Chia-Network / chia-blockchain

Chia blockchain python implementation (full node, farmer, harvester, timelord, and wallet)
Apache License 2.0
10.82k stars 2.03k forks source link

[Bug] farmer misses harvester I/O error #10062

Closed jayhohoho2019 closed 8 months ago

jayhohoho2019 commented 2 years ago

What happened?

A remote harvester was reporting ERROR for weeks that had prevented its harvester to read most of the plots, but the farmer node did not seem to have any clue. My monitoring was only on the farmer node which, among other things, checks the output of chia farmer summary periodically. If the reported plot count for all harvesters falls under a threshold it would alert. It never did during the last few weeks when this 1 harvester was almost entirely out of action. chia plotnft show was also showing the incorrect plot count.

Version

1.2.11

What platform are you using?

Linux

What ui mode are you using?

CLI

Relevant log output

On farmer (Ubuntu server 20.04.3) running on Intel.
`chia farmer summary` and `chia plotnft show` both reported the incorrect plot count. Did not pick up the fact that 1 harvester was unable to access most the plots connected to it.

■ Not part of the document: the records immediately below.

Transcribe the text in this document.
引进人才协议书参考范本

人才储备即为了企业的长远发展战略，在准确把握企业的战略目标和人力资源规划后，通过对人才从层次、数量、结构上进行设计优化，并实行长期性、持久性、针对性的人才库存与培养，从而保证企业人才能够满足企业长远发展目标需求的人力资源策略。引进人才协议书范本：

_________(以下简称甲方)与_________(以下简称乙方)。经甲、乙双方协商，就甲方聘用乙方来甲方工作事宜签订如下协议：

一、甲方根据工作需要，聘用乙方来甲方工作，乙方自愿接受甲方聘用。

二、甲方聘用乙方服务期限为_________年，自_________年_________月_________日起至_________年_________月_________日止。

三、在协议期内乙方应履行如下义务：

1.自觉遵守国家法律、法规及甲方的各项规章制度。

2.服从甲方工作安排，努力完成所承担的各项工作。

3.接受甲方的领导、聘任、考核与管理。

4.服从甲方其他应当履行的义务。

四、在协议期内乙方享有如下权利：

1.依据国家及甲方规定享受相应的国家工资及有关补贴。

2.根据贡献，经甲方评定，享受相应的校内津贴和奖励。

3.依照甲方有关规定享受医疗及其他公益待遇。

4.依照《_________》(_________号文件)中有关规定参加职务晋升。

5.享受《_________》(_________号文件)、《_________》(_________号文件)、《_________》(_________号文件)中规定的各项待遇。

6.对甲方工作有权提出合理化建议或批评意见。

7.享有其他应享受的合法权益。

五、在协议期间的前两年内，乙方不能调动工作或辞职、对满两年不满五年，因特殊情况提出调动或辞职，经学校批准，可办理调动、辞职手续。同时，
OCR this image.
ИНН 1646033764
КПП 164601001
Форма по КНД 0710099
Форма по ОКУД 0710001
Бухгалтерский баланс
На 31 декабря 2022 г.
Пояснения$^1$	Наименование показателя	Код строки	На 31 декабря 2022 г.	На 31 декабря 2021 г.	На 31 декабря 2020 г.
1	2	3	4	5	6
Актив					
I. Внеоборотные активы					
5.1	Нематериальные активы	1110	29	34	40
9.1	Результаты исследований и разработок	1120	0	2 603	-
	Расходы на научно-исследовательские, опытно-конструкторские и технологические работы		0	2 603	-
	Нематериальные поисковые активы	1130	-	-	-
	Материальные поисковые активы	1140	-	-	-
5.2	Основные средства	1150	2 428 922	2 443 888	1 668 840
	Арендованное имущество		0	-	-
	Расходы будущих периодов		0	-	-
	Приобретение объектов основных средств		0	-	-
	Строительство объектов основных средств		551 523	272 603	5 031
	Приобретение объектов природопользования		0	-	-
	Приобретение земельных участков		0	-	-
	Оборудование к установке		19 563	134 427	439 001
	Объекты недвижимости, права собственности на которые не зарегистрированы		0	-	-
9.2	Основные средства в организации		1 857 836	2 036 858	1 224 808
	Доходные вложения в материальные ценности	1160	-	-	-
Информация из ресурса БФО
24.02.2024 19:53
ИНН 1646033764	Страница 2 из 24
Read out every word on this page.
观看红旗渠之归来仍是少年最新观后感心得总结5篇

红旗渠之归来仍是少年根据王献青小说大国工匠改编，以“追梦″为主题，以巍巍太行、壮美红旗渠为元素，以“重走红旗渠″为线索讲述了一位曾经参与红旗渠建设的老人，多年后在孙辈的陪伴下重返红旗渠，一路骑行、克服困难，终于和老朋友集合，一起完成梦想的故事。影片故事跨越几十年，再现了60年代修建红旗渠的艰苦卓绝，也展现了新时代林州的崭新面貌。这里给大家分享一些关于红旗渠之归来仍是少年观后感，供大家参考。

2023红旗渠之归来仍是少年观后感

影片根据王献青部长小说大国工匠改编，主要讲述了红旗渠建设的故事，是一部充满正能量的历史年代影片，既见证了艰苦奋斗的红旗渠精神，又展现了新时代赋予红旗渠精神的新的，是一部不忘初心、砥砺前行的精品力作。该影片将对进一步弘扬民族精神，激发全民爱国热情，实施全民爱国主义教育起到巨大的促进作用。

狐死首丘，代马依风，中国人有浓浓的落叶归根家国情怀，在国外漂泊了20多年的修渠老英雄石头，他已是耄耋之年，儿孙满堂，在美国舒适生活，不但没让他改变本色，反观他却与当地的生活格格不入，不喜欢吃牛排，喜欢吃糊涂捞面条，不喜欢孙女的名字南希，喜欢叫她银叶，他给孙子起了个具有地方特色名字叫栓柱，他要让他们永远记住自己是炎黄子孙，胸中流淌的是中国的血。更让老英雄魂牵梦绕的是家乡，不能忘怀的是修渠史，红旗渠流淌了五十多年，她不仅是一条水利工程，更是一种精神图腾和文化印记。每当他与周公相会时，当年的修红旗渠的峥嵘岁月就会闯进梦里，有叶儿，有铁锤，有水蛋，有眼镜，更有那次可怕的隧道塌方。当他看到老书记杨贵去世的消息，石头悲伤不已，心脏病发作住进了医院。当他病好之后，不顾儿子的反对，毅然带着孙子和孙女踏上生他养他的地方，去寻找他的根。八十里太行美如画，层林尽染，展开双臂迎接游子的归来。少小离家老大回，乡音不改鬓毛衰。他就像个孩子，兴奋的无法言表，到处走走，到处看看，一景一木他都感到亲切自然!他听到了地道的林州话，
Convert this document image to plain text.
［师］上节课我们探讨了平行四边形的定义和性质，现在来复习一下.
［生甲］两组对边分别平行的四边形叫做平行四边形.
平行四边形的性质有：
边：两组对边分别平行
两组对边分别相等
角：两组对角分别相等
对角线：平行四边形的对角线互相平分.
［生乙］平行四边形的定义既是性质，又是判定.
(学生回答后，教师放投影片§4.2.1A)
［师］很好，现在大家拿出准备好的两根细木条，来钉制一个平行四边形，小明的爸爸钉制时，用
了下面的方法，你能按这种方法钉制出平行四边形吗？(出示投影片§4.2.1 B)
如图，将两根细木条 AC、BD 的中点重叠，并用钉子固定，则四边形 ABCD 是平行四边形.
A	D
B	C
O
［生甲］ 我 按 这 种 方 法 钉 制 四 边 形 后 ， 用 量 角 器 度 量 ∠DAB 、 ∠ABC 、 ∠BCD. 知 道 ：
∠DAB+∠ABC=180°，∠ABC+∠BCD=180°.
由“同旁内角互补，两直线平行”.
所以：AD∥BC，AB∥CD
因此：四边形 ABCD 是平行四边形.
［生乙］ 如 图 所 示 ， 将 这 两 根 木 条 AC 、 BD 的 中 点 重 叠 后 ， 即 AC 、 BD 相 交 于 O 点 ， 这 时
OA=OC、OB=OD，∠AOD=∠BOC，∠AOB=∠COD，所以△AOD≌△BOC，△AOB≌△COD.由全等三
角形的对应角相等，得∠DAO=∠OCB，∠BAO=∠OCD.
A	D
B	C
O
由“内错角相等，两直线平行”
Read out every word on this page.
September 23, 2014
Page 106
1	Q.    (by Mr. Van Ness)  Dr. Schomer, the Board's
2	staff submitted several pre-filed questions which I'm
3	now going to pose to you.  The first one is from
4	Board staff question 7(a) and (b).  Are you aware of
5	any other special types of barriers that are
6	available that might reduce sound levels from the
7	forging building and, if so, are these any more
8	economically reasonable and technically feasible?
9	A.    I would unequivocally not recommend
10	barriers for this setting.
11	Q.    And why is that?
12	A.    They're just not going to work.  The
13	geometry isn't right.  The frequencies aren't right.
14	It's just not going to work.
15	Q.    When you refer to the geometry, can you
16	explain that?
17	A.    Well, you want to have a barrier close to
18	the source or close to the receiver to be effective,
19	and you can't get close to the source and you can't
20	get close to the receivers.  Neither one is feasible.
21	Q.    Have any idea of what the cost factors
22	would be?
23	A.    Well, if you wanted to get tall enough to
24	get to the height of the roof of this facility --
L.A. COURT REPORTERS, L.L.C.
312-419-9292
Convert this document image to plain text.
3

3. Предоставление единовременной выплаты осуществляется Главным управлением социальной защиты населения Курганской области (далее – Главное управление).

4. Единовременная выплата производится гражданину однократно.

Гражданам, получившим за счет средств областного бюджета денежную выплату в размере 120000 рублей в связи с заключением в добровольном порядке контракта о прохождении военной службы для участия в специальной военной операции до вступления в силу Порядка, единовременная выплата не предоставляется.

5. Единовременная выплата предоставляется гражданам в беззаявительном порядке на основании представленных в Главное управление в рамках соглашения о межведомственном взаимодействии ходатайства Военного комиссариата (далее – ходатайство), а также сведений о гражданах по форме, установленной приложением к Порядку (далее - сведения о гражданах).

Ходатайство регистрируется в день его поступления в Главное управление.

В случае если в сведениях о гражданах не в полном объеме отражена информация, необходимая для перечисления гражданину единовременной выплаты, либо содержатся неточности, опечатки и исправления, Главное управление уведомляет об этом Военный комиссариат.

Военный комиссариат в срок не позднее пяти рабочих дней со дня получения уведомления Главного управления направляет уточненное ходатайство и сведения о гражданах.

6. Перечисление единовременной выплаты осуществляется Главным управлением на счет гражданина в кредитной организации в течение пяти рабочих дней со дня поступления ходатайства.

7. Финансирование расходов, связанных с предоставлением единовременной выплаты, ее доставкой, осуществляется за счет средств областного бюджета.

Nothing in chia debug.log (set to WARNING).

On remote harvester (Ubuntu server 20.04.3) running on Pi4:

chia debug.log (set to WARNING)
chia.harvester.harvester: ERROR    Error plot file /mnt/farm/...plot may no longer exist [Errno 5] Input/output error:

syslog:
Feb  1 00:00:45 harvester01 kernel: [76696.429073] EXT4-fs warning (device sdb1): dx_probe:768: inode #2: lblock 0: comm chia_harvester: error -5 reading directory block

These errors started 01/14/22.
jayhohoho2019 commented 2 years ago

To clarify, farmer did not seem to be aware of the problem the harvester was having, as farmer was reporting the plots from that harvester also. On the harvester side, chia_harvester and daemon were both running. the plots were not accessible to harvester (ls /mnt/farm returned I/O error).

esaung commented 2 years ago

Did you resolve where the I/O error came from? is it from a disk going bad?

jayhohoho2019 commented 2 years ago

Could be cable, could be power supply, could be a disk or the 5-bay disk enclosure the HDDs are in. But after a reboot of the Pi4 harvester the error has not come back.

Regardless of the I/O error source, chia harvester did log the errors, but the farmer node wasn't picking it up.

github-actions[bot] commented 2 years ago

This issue has not been updated in 14 days and is now flagged as stale. If this issue is still affecting you and in need of further review, please comment on it with an update to keep it from auto closing in 7 days.

jayhohoho2019 commented 2 years ago

The I/O error on the Pi4 harveser has not returned so far. However I suspect if/when it returns, farmer would still be unaware that the plots from that harvester had become unavailable.

github-actions[bot] commented 2 years ago

This issue has not been updated in 14 days and is now flagged as stale. If this issue is still affecting you and in need of further review, please comment on it with an update to keep it from auto closing in 7 days.

emlowe commented 8 months ago

closing old issue